O fim oficial da paralisação, porém, está condicionado a um acordo documentado, no qual constem por escrito os termos negociados, bem como o compromisso de não punição e de regularização da frequência nos dias de greve, além do agendamento de uma reunião para escuta das demandas dos estudantes, que também boicotam aulas.

Essas questões serão levadas à reitoria. Um encontro com os discentes já foi marcado para as 10h30 desta sexta-feira (24).

O comando da greve dos trabalhadores se reuniu na noite de quarta-feira (22), após uma longa mesa de negociação com a reitoria, para deliberar sobre a aceitação da proposta. O encontro ocorreu depois de uma breve assembleia dos servidores, que havia votado pela continuidade da paralisação a fim de tentar conquistar novos compromissos da gestão.

A reunião terminou sem acordo, após a gestão insistir em sua proposta inicial. No entanto, os trabalhadores dizem ter recebido um ultimato: dar uma resposta até esta quinta ou ter as propostas retiradas. A USP nega.

“Houve uma avaliação majoritária de que as propostas apresentadas representam conquistas muito importantes, fruto direto da força da nossa greve, e que as garantias reais da efetivação dos compromissos se darão por meio de nossa mobilização constante”, diz o Sintusp em boletim aos servidores mobilizados.

A assembleia desta quinta-feira teve momentos de tensão. Parte da categoria se posicionou contra a aceitação do acordo com a reitoria e tentou convencer os colegas a manter a mobilização, inclusive com críticas ao comando do Sintusp.

A paralisação teve como estopim um bônus para professores da instituição, chamado de Gace (Gratificação por Atividades Complementares Estratégicas).

A medida, votada pelo Conselho Universitário em 31 de março, criou um pagamento adicional de R$ 4.500 voltado a docentes que assumirem projetos considerados estratégicos, como a oferta de disciplinas em inglês e ações de extensão.

A bonificação aos servidores seria paga mensalmente pelo mesmo período da Gace, inicialmente de dois anos, com possibilidade de prorrogação. Pela proposta da reitoria, o valor total reservado para os funcionários seria igual ao dos professores, ou seja, R$ 238,44 milhões por ano.

Essa verba seria dividida pelo total de servidores. Assim, se o valor da Gace for o anunciado, daria cerca de R$ 1.600 mensais para cada um dos 12 mil funcionários.

Estudantes ampliam mobilização

O movimento dos estudantes já chegou a 105 cursos, na capital e no interior. Assembleias ainda serão realizadas em dezenas de graduações. Dentre as faculdades sem aulas está a Escola Politécnica, dos cursos de engenharia, historicamente avessa a movimentos do tipo.

As diversas unidades e campi têm algumas pautas unificadas: melhores condições de permanência, com aumento no valor das bolsas e investimento na qualidade dos serviços oferecidos nos restaurantes universitários.
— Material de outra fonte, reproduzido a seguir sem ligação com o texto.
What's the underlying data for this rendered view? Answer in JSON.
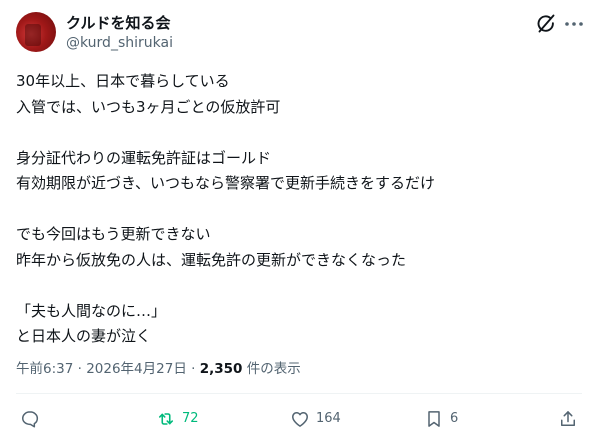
{
  "author": {
    "display_name": "クルドを知る会",
    "handle": "@kurd_shirukai"
  },
  "tweet": {
    "lines": [
      "30年以上、日本で暮らしている",
      "入管では、いつも3ヶ月ごとの仮放許可",
      "",
      "身分証代わりの運転免許証はゴールド",
      "有効期限が近づき、いつもなら警察署で更新手続きをするだけ",
      "",
      "でも今回はもう更新できない",
      "昨年から仮放免の人は、運転免許の更新ができなくなった",
      "",
      "「夫も人間なのに…」",
      "と日本人の妻が泣く"
    ]
  },
  "meta": {
    "time": "午前6:37",
    "separator": " · ",
    "date": "2026年4月27日",
    "views_count": "2,350",
    "views_label": " 件の表示"
  },
  "actions": {
    "reply_icon": "reply-icon",
    "repost_icon": "repost-icon",
    "repost_count": "72",
    "like_icon": "heart-icon",
    "like_count": "164",
    "bookmark_icon": "bookmark-icon",
    "bookmark_count": "6",
    "share_icon": "share-icon"
  },
  "colors": {
    "text": "#0f1419",
    "secondary": "#536471",
    "repost_green": "#00ba7c",
    "divider": "#eff3f4",
    "avatar_red": "#a01818"
  }
}
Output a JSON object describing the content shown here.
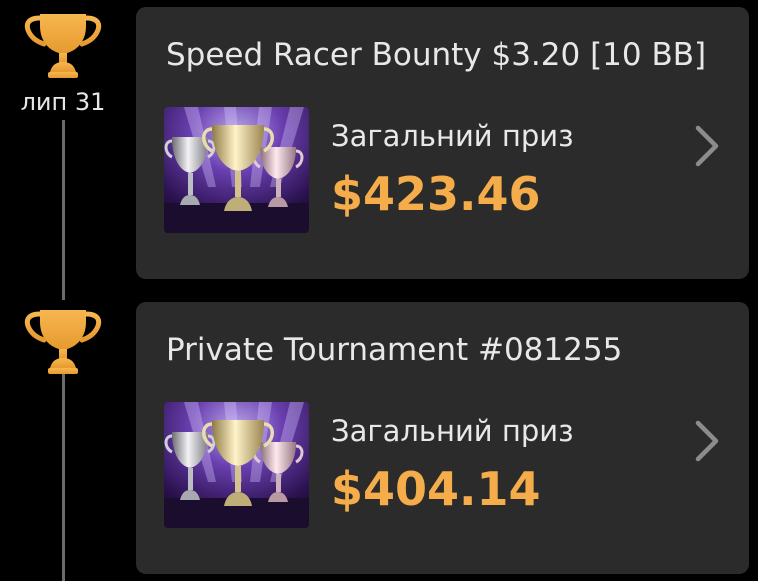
{
  "colors": {
    "background": "#000000",
    "card": "#2b2b2b",
    "accent_gold": "#f4ad4a",
    "timeline": "#6b6b6b"
  },
  "timeline": {
    "date": "лип 31"
  },
  "tournaments": [
    {
      "title": "Speed Racer Bounty $3.20 [10 BB]",
      "prize_label": "Загальний приз",
      "prize_amount": "$423.46",
      "icon": "trophy-icon",
      "thumbnail": "trophies-thumbnail",
      "chevron": "chevron-right-icon"
    },
    {
      "title": "Private Tournament #081255",
      "prize_label": "Загальний приз",
      "prize_amount": "$404.14",
      "icon": "trophy-icon",
      "thumbnail": "trophies-thumbnail",
      "chevron": "chevron-right-icon"
    }
  ]
}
Nas últimas semanas, surgiram denúncias de refeições estragadas e com larvas sendo servidas, especialmente na Faculdade de Direito. As unidades são terceirizadas.

Outro tema que incomoda os alunos é a minuta que visa regulamentar os espaços utilizados por centros acadêmicos. Ela tramita em órgãos internos da universidade e pode acabar com o comércio realizado pelas entidades.

Porém, são as demandas individuais que preocupam gestores da USP, e elas só crescem.

Na EACH (Escola de Artes, Ciências e Humanidades), a USP Leste, por exemplo, os alunos pedem a criação de uma moradia estudantil própria devido à distância do campus, em Ermelino Matarazzo, da Cidade Universitária, no Butantã.

O que diz a reitoria

A gestão de Aluisio Segurado afirma que tem atuado na valorização da carreira dos servidores técnicos e administrativos, com a adoção de medidas voltadas à melhoria das condições de trabalho e de remuneração.

Sobre as demandas dos estudantes, a gestão afirma possuir uma robusta política de permanência.

Em relação aos restaurantes universitários, a Pró-Reitoria de Inclusão e Pertencimento informa que equipes técnicas estão realizando visitas às unidades para apurar as ocorrências relatadas, e medidas administrativas estão sendo tomadas.

Quanto à minuta dos espaços estudantis, a instituição afirma que não pretende cercear a liberdade das entidades, mas garantir segurança jurídica.